If you know anything about Brene Brown, you’ll realize that this post goes against everything she teaches and talks about. Brene Brown researches shame and vulnerability and encourages people to live into that vulnerability, and embrace who they are. I love her work and her writing and I will encourage any and everyone to read her books, but tonight was a clear indication that some of her teaching is total and complete idealism. What she talks about is not the reality that you and I live every day. We feel pressure to look right, to have enough money, drive the right car, go on the right vacations, be members of the right church, or country club. It’s hard for me to embrace myself because I’m living in a world that’s constantly trying to take who I am away from me. And guess what? You might not know it, but the world is doing it to you, too.

So, how do we get over it? I have no idea. The problem is systemic, and systemic problems are the hardest to fix. You can love yourself all you want, and embrace who you are as much as possible, but we are all fighting the exact same battle… and we’re fighting it against ourselves and each other. I can promise you that I will probably never leave the house without make-up again because I can’t. It causes me to feel actual pain in dealing with the shame that I experience. Your battle might be something different. I don’t know what it is for you, but the battle is there and the key to fighting it is understanding what it is.

I will never be as beautiful as the FSN Girls (don’t even get me started), I’ll never be as charismatic as Jennifer Lawrence, and I’ll never look like Megan Fox. Don’t be fooled– celebrity women aren’t the only ones my struggle is with. I went to High School with a bunch of girls I STILL wish I could be.

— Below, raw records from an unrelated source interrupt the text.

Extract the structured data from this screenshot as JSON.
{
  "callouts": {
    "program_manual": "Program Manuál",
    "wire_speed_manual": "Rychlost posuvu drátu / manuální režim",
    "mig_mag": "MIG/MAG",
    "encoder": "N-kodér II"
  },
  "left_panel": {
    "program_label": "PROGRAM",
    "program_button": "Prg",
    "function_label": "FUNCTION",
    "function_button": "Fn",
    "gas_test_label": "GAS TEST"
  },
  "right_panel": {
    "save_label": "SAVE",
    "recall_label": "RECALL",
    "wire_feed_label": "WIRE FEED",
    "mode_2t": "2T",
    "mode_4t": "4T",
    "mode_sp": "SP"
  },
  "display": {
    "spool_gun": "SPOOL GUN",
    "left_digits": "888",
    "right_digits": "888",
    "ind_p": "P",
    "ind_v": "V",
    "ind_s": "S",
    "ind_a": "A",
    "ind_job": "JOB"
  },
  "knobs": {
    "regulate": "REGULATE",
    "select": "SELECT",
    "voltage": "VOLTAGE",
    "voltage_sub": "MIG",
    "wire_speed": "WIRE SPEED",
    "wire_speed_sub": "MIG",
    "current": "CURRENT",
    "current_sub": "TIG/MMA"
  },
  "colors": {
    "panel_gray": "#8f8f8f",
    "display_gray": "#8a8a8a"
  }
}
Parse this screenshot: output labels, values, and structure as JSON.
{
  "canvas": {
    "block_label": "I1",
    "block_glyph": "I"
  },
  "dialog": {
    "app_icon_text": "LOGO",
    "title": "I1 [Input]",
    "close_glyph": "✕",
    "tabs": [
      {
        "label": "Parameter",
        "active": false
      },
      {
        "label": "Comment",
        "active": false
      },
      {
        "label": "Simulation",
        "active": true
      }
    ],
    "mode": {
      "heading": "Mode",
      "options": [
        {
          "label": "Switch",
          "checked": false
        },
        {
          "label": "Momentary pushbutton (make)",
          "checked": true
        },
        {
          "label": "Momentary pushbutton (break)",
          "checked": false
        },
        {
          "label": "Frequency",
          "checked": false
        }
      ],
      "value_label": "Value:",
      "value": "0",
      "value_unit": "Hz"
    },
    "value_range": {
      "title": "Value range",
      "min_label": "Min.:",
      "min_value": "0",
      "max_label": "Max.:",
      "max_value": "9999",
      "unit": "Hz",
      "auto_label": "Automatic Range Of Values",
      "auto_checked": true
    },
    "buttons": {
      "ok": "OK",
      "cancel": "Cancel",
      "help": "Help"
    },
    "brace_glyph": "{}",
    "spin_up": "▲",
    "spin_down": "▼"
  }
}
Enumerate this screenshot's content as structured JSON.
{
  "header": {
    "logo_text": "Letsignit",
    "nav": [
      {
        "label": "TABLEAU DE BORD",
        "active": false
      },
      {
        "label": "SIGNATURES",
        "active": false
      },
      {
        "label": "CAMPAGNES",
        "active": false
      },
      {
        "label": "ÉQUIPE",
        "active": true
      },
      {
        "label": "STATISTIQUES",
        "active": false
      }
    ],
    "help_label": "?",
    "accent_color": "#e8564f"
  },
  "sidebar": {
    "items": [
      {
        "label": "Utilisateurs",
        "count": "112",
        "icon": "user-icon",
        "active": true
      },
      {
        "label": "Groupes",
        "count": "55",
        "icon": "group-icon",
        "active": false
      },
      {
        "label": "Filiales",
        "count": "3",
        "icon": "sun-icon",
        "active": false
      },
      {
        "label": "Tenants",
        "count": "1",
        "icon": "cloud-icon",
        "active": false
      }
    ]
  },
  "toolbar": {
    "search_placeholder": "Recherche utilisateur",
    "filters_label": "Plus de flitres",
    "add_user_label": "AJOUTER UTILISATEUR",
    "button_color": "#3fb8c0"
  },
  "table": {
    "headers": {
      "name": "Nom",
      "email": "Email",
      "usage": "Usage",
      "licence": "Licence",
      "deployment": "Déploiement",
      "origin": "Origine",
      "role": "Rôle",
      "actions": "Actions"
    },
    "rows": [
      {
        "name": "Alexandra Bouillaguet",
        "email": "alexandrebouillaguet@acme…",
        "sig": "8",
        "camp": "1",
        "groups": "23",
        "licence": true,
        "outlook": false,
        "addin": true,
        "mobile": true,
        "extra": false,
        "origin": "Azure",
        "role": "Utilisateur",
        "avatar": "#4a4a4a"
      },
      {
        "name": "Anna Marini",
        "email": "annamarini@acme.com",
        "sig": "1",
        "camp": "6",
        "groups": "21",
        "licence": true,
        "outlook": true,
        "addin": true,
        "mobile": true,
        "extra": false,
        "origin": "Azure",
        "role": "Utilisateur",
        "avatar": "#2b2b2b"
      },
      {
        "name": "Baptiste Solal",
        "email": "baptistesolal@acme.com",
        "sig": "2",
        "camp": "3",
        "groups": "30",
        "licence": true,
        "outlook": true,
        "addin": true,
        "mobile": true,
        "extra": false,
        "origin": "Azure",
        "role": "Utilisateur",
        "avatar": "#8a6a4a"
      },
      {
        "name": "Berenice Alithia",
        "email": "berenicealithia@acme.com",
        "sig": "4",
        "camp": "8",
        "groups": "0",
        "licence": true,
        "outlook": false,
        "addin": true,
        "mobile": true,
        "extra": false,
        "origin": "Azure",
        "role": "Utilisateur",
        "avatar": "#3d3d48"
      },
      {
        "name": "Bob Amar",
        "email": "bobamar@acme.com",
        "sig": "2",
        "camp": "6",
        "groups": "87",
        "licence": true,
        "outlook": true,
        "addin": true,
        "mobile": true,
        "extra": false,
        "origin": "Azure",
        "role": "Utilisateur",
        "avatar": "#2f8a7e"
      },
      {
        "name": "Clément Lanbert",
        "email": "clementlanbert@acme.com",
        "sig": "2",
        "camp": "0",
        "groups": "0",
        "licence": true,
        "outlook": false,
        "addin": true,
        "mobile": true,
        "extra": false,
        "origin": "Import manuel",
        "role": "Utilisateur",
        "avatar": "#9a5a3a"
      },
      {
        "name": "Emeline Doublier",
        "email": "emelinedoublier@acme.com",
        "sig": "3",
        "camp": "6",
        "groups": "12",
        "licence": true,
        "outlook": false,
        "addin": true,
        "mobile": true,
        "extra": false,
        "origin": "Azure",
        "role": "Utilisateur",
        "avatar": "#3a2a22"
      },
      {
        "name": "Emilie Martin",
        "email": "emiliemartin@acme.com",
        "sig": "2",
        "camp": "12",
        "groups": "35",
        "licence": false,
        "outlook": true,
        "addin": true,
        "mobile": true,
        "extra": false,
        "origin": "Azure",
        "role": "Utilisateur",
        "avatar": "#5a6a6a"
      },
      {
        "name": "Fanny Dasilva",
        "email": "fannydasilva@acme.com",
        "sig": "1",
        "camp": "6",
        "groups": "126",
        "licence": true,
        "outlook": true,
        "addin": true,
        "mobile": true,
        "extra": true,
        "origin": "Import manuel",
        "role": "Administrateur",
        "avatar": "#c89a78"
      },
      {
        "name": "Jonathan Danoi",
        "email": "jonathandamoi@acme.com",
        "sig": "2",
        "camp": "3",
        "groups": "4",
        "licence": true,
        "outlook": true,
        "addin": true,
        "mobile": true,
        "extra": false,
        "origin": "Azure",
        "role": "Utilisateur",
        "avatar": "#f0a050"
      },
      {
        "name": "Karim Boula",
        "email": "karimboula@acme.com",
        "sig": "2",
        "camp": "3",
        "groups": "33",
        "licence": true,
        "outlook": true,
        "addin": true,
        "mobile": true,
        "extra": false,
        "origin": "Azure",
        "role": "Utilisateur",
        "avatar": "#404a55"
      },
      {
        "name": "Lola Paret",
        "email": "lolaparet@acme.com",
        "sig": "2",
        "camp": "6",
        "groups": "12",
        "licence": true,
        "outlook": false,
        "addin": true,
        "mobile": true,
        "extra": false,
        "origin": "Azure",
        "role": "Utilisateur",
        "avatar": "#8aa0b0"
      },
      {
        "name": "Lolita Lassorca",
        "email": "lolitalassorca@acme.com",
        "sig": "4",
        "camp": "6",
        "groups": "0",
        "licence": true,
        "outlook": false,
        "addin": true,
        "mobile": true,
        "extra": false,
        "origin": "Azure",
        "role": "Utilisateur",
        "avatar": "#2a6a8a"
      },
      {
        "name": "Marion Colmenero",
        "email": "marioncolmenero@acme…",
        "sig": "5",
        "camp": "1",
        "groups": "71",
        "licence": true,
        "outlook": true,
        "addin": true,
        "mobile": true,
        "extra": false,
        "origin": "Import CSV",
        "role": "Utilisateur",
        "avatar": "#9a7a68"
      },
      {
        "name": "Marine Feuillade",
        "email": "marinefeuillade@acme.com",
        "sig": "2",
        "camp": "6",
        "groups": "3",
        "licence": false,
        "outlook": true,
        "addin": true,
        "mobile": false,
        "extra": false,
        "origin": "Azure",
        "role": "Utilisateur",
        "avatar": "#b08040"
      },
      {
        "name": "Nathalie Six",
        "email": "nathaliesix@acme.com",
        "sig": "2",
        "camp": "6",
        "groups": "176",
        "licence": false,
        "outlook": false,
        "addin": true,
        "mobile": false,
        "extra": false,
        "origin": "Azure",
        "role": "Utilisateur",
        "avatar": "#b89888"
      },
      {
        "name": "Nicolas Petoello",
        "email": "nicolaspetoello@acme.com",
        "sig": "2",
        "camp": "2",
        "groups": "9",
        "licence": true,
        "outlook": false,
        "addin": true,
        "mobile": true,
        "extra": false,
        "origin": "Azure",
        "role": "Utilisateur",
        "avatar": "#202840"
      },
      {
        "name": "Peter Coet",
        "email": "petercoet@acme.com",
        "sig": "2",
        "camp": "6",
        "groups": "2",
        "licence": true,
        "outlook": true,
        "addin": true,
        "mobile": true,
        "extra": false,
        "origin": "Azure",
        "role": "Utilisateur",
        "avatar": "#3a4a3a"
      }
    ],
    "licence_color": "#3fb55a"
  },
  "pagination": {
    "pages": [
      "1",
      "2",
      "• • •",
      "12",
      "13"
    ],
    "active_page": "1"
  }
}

But there comes a time when the need to face reality overcomes the need to live up to expectations. If that means that I’m single for a really long time because I’m not pretty enough to date (a guy in high school told me this one time), then so be it. Luckily, life goes on whether you’re a little ugly or not. Life goes one whether you’re a size 2 or a size 20. Life goes on whether you make $30,000 a year, or $300,000 year. The beautiful part in this is that life does, in fact, go on.

Your battle is your battle, and I’m sorry you have to fight it. I’m especially sorry if you’re fighting it alone. If at all possible, find comfort that though we might all be fighting separate battles, we are fighting them together.